Checkmate - Dorothy Dunnett [43]
Martha stood upright. ‘For carnal pleasure?’ she said, and laughed wildly. ‘Like unto Uranus and Gaea? It hadn’t occurred to me. On the other hand, it is a gift of Francis’s to fill his house with sons bred in incest.’
Jerott lifted his hand. Lymond caught the powerful wrist in his fingers. Philippa choked, and Francis Crawford spoke softly to the lovely woman he had called his step-sister. ‘He who strips the wall bare, on him will it fall.… You knew of the trap. Why not dismantle it?’
‘Because,’ said Marthe, ‘that was the instruction the Dame de Doubtance left for me. I am cursed enough, I sometimes fancy, without incurring her further displeasure. The trap was to be sprung only by you.’
‘Why?’ said Lymond. At his side he gripped Jerott’s wrist still.
‘Is this why?’ said Philippa, her voice reaching remote over the chamber. And the three others turned.
With eyes of copper, of stone, of crystal, the images in the room gave back unchanged the stare of its invaders. Only, the painted leather panels of the wainscotting had all, as in a galliard, changed places. Where they had been was a chequer of pigeon holes: neat recesses in black from which, here and there, gleamed a scroll-end of slender, rolled paper.

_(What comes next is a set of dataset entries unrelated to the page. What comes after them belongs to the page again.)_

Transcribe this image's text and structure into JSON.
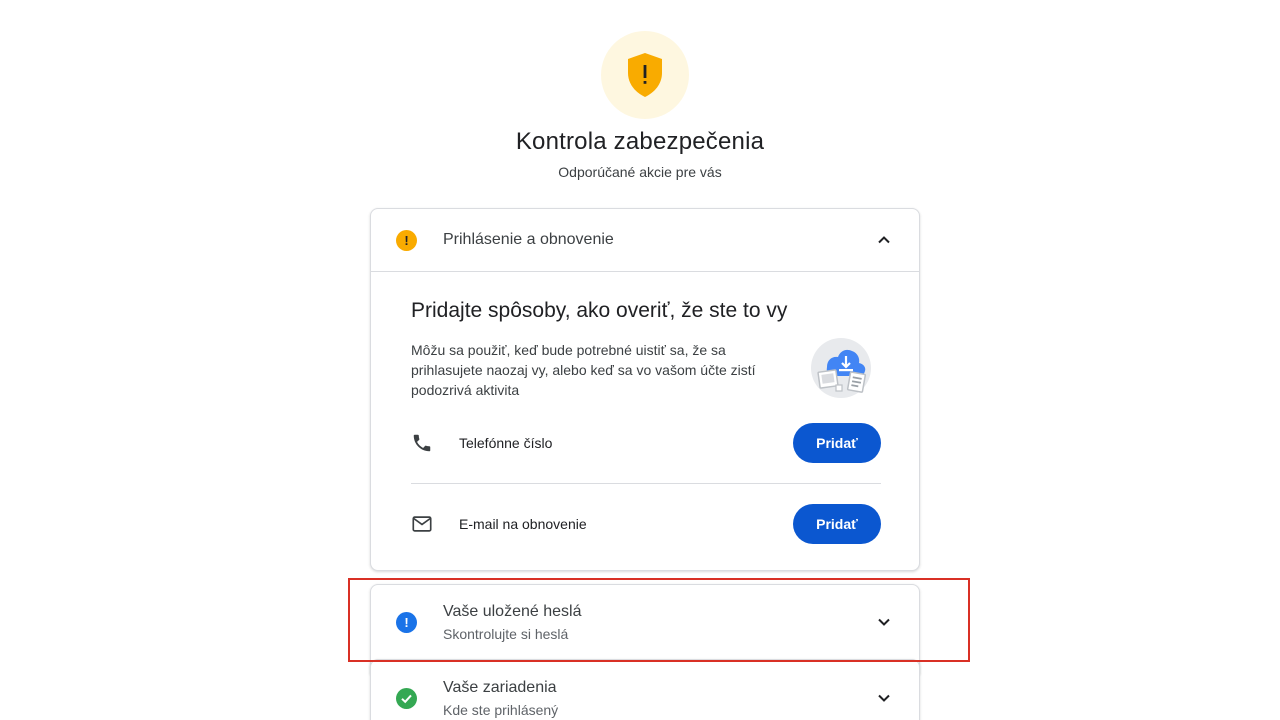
{
  "header": {
    "title": "Kontrola zabezpečenia",
    "subtitle": "Odporúčané akcie pre vás",
    "badge_icon": "shield-warning-icon",
    "badge_color": "#f9ab00"
  },
  "sections": [
    {
      "title": "Prihlásenie a obnovenie",
      "status": "warning",
      "status_symbol": "!",
      "expanded": true,
      "content": {
        "heading": "Pridajte spôsoby, ako overiť, že ste to vy",
        "description": "Môžu sa použiť, keď bude potrebné uistiť sa, že sa prihlasujete naozaj vy, alebo keď sa vo vašom účte zistí podozrivá aktivita",
        "methods": [
          {
            "label": "Telefónne číslo",
            "icon": "phone-icon",
            "button": "Pridať"
          },
          {
            "label": "E-mail na obnovenie",
            "icon": "mail-icon",
            "button": "Pridať"
          }
        ]
      }
    },
    {
      "title": "Vaše uložené heslá",
      "subtitle": "Skontrolujte si heslá",
      "status": "info",
      "status_symbol": "!",
      "expanded": false,
      "highlighted": true
    },
    {
      "title": "Vaše zariadenia",
      "subtitle": "Kde ste prihlásený",
      "status": "ok",
      "expanded": false
    }
  ],
  "colors": {
    "primary_button": "#0b57d0",
    "warning": "#f9ab00",
    "info": "#1a73e8",
    "ok": "#34a853",
    "highlight": "#d93025"
  }
}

‘The horoscopes?’ said Lymond. He let Jerott go.
‘And other things,’ said Philippa, a trifle austerely. Her legs were trembling. ‘If she didn’t actually use a broomstick, there were one or two things she preferred to keep out of the way of the Consulat. They’re filed by Zodiac symbols. What sign were you produced under?’
‘I haven’t the slightest idea,’ said Lymond shortly. ‘But I’m sure, whatever it is, you will find the chart before anyone. Jerott, come with me. Marthe, your stock in trade is lying all over the floor. I suggest you begin to pick it up and leave the genealogy to Labour here, with a vine in her hand. Did you reach the chair through a door in the panelling?’
‘Yes,’ said Marthe. Her bearing was still one of contemptuous amusement but she also had begun, if you looked very closely, to tremble. She said, ‘Are you going to tell me that you guessed who I was from the beginning?’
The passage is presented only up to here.